Je pensais que le Châtelet ne donnait que dans le kabuki avec les deux programmes actuellement à l'affiche. Que nenni. N'ayant pu assister au premier spectacle, faute de place disponible et de disponibilité, je m'étais cependant bien résolu à aller voir le second, que j'avais repéré comme se déroulant en Chine, ce qui m'avait surpris, sans m'apercevoir qu'il s'agissait en fait bel et bien d'une oeuvre chinoise ! L'ambiguïté tient à l'affiche : c'est le "Trésor national vivant" du Japon, Tamasaburô Bandô, qui incarne les personnages principaux dans les deux spectacles au programme. Une star japonaise du kabuki dans un "opéra" chinois ! Et en VO ! Incroyable...
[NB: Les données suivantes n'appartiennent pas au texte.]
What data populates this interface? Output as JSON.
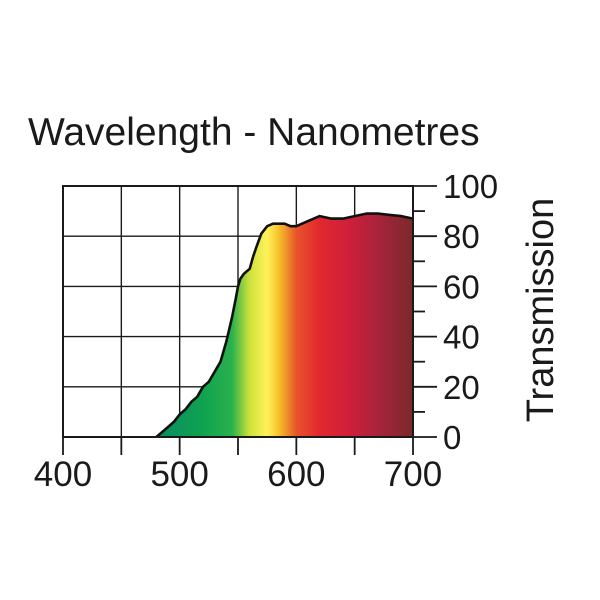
{
  "chart_data": {
    "type": "area",
    "title": "Wavelength - Nanometres",
    "xlabel": "",
    "ylabel": "Transmission",
    "xlim": [
      400,
      700
    ],
    "ylim": [
      0,
      100
    ],
    "x_ticks": [
      "400",
      "500",
      "600",
      "700"
    ],
    "y_ticks": [
      "0",
      "20",
      "40",
      "60",
      "80",
      "100"
    ],
    "grid": true,
    "series": [
      {
        "x": [
          480,
          485,
          490,
          495,
          500,
          505,
          510,
          515,
          520,
          525,
          530,
          535,
          540,
          542,
          545,
          548,
          550,
          552,
          555,
          560,
          563,
          566,
          570,
          575,
          580,
          585,
          590,
          595,
          600,
          610,
          620,
          630,
          640,
          650,
          660,
          670,
          680,
          690,
          700
        ],
        "y": [
          0,
          2,
          4,
          6,
          9,
          11,
          14,
          16,
          20,
          22,
          26,
          30,
          38,
          42,
          48,
          55,
          60,
          63,
          65,
          67,
          72,
          76,
          81,
          84,
          85,
          85,
          85,
          84,
          84,
          86,
          88,
          87,
          87,
          88,
          89,
          89,
          88.5,
          88,
          87
        ]
      }
    ],
    "fill_gradient": [
      {
        "nm": 400,
        "color": "#1a4fa0"
      },
      {
        "nm": 480,
        "color": "#0a8a62"
      },
      {
        "nm": 520,
        "color": "#0fa350"
      },
      {
        "nm": 545,
        "color": "#2bb14c"
      },
      {
        "nm": 560,
        "color": "#cfe23a"
      },
      {
        "nm": 575,
        "color": "#fff25a"
      },
      {
        "nm": 585,
        "color": "#f6c12b"
      },
      {
        "nm": 600,
        "color": "#e8542a"
      },
      {
        "nm": 620,
        "color": "#e0282e"
      },
      {
        "nm": 645,
        "color": "#cf1f3a"
      },
      {
        "nm": 670,
        "color": "#a8233c"
      },
      {
        "nm": 700,
        "color": "#7a2a2a"
      }
    ]
  }
}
Si je pensais que la souris serait assez préparée, depuis le temps que je la travaille au corps à coup de japonaiseries, à entendre du Kabuki japonais, je ne m'attendais pas de fait à tomber sur du chinois, bien plus spécial, car donnant dans les sur-aigus (et les coups de timbales), là où le japonais donne dans les graves (et les percussions de tiges). Le rejet a été total pour sa part. Tandis que de mon côté, quel plaisir ! La délicatesse des harmonies toujours dissonantes, dans des sonorités tellement étrangères (bon, pas tant que ça quand on s'est enfilé des filmographies complètes, qu'on a un peu trainé en Chine, qu'on s'intéresse bien à leur culture depuis longtemps, etc.), en tout cas si différentes de ce que l'Occident a pu produire, ne peut que forcer l'admiration. Si l'on considère que l'on est en 1598 (neuf ans avant l'Orfeo !), que l'oeuvre fait en tout 55 actes, alors que seulement trois ont été retenus pour ces trois heures de spectacle, dont quarante minutes de deux entractes (six tableaux : Promenade – Rêve – Portrait – Mort – Souvenir – Renaissance), voilà de quoi être définitivement épaté.
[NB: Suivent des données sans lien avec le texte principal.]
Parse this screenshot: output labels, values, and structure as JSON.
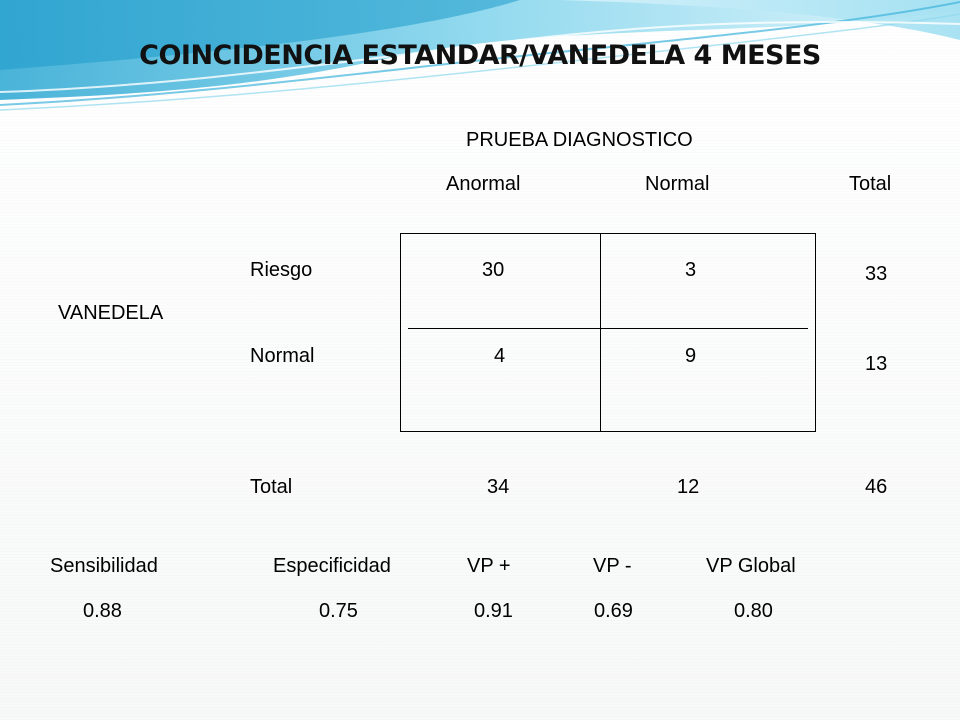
{
  "title": "COINCIDENCIA ESTANDAR/VANEDELA 4 MESES",
  "header": {
    "group_label": "PRUEBA DIAGNOSTICO",
    "col_anormal": "Anormal",
    "col_normal": "Normal",
    "col_total": "Total"
  },
  "row_group_label": "VANEDELA",
  "rows": [
    {
      "label": "Riesgo",
      "anormal": "30",
      "normal": "3",
      "total": "33"
    },
    {
      "label": "Normal",
      "anormal": "4",
      "normal": "9",
      "total": "13"
    }
  ],
  "totals": {
    "label": "Total",
    "anormal": "34",
    "normal": "12",
    "total": "46"
  },
  "metrics": [
    {
      "label": "Sensibilidad",
      "value": "0.88"
    },
    {
      "label": "Especificidad",
      "value": "0.75"
    },
    {
      "label": "VP +",
      "value": "0.91"
    },
    {
      "label": "VP -",
      "value": "0.69"
    },
    {
      "label": "VP Global",
      "value": "0.80"
    }
  ],
  "colors": {
    "wave_light": "#bfe9f5",
    "wave_mid": "#5fc8e6",
    "wave_dark": "#2aa6d2"
  }
}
"Le Pavillon aux pivoines" est du style Kunzu, par le poète Tang Xianzu : particulièrement apprécié des intellectuels, le vocabulaire employé est très savant et recherché (la botanique est au premier plan, la métaphore est de règle), et l'exécution est d'une finesse sans pareille. Le placement du corps, chaque mouvement pesé, réfléchi, le travail permanent sur les longues manches... La voix est parfaitement maîtrisée (il faut en revanche se faire aux tessitures extrêmement aiguës, parfois à la limite du supportable — je m'y suis habitué au bout de quelques minutes, la souris a en revanche vu son état empirer), dans les tonalités employées, dans le vibrato "dissonant", dans les sauts, dans les émotions... On chante, on parle (une espèce de récitatif, quelque part, ou plutôt une déclamation en rythme), on danse, seul ou en groupe, parfois avec des acrobaties à la chinoise époustouflantes, devant des décors simples et épurés (beaucoup de rideaux), dans des costumes formidables de beauté. La technique n'est pas la projection de la voix, et les chanteurs sont clairement sonorisés pour occuper la salle du Châtelet bien trop grande (quoique fort remplie). Peu importe ; la fosse accueille pour sa part un orchestre assez impressionnant, avec des instruments à la taille largement supérieure que ce que l'on voit dans les stations de métro de la ligne 7.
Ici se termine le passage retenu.